The Federal Reserve authorized the plan as it found that New York-based Citigroup was among U.S. banks that would manage to withstand a severe economic shock across the U.S., Europe and Asia, the company said today in a statement.
Corbat, 52, had sought to avoid a repeat of last year, when the Fed rejected then-CEO Vikram Pandit’s proposal to boost payouts. Corbat’s priority was to convince regulators that Citigroup, which almost collapsed in 2008, could weather an economic crisis rather than seeking increased dividends or share repurchases, according to analysts including Marty Mosby of Guggenheim Partners LLC.
“The management team is focused on de-risking the balance sheet and creating as much safety and soundness as possible,” Mosby said before the announcement. “Regulators want to see them be able to do that before they start to release excess capital.”
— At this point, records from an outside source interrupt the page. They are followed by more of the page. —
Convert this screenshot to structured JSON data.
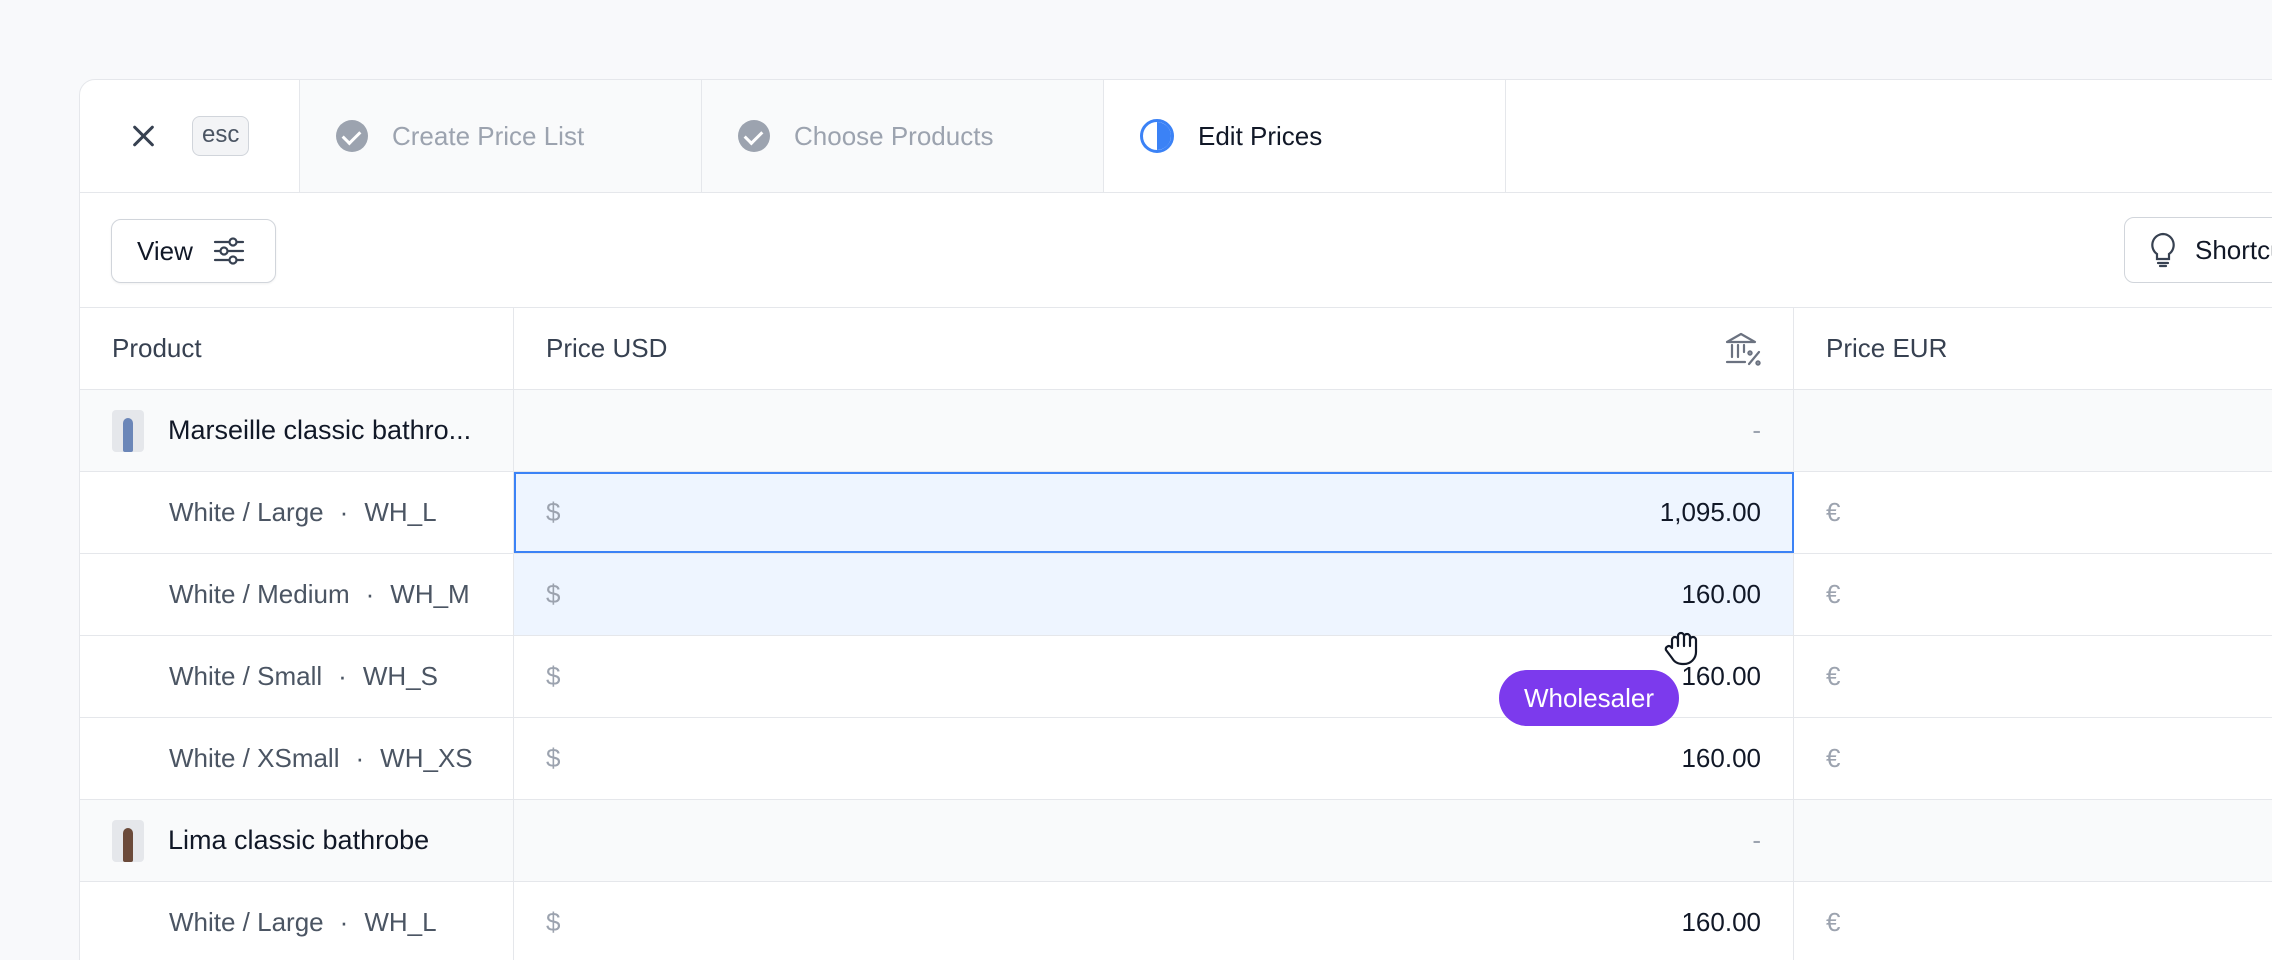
{
  "stepper": {
    "esc_label": "esc",
    "steps": [
      {
        "label": "Create Price List",
        "state": "done"
      },
      {
        "label": "Choose Products",
        "state": "done"
      },
      {
        "label": "Edit Prices",
        "state": "active"
      }
    ]
  },
  "toolbar": {
    "view_label": "View",
    "shortcuts_label": "Shortcuts"
  },
  "table": {
    "columns": [
      "Product",
      "Price USD",
      "Price EUR"
    ],
    "usd_symbol": "$",
    "eur_symbol": "€",
    "empty_value": "-",
    "products": [
      {
        "name": "Marseille classic bathro...",
        "variants": [
          {
            "title": "White / Large",
            "sku": "WH_L",
            "usd": "1,095.00"
          },
          {
            "title": "White / Medium",
            "sku": "WH_M",
            "usd": "160.00"
          },
          {
            "title": "White / Small",
            "sku": "WH_S",
            "usd": "160.00"
          },
          {
            "title": "White / XSmall",
            "sku": "WH_XS",
            "usd": "160.00"
          }
        ]
      },
      {
        "name": "Lima classic bathrobe",
        "variants": [
          {
            "title": "White / Large",
            "sku": "WH_L",
            "usd": "160.00"
          }
        ]
      }
    ]
  },
  "tooltip": {
    "label": "Wholesaler"
  },
  "colors": {
    "accent": "#3b82f6",
    "tooltip": "#7c3aed",
    "selection": "#eef5ff"
  }
}
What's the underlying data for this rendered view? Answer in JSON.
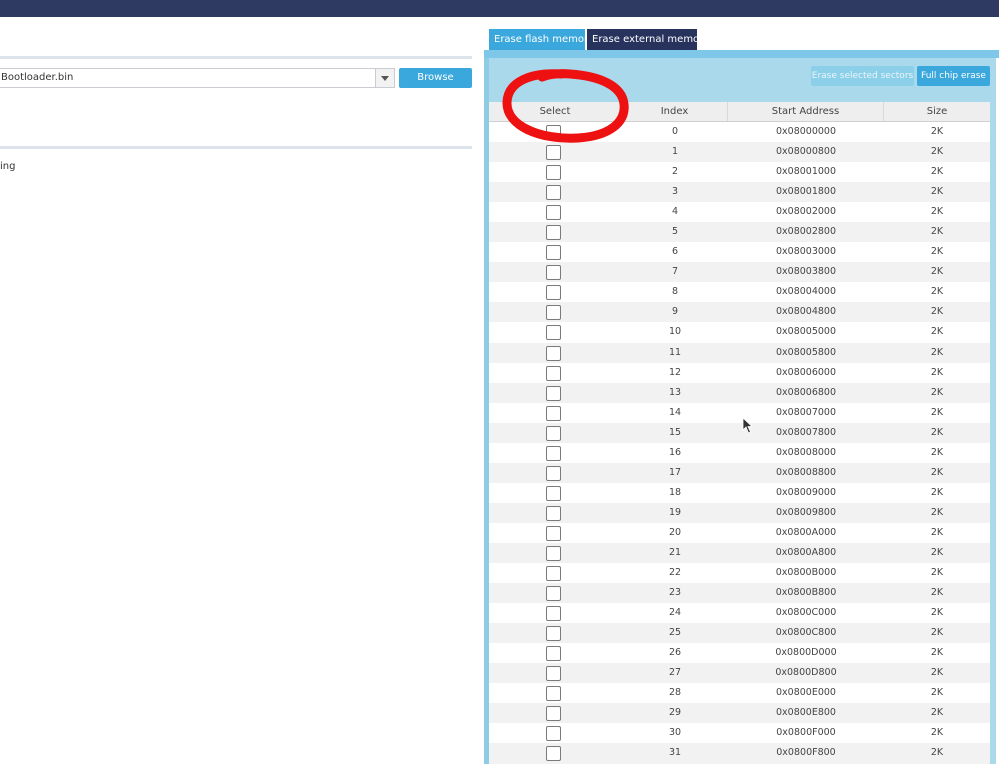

Citigroup said it will maintain its quarterly dividend of 1 cent per share.
The $1.2 billion plan, disclosed March 7, is designed to counteract the dilution of bank shares when executives are awarded stock as incentives, Citigroup said last week. That means the plan won’t produce a net gain for shareholders, said Richard Staite, an analyst with Atlantic Equities LLP.
The amount of the stock repurchase “is not material at all,” said Staite, who has an overweight rating on the shares. “The focus is on building capital ratios.”
Citigroup’s Tier 1 common ratio, a measure of financial strength, would fall to 8.22 percent in a dire economic scenario when the buyback plan is included, exceeding the Fed’s minimum passing threshold of 5 percent, the central bank said. The lender would have an 8.3 percent ratio in a stressed scenario without a plan to return capital to shareholders, the Fed said last week.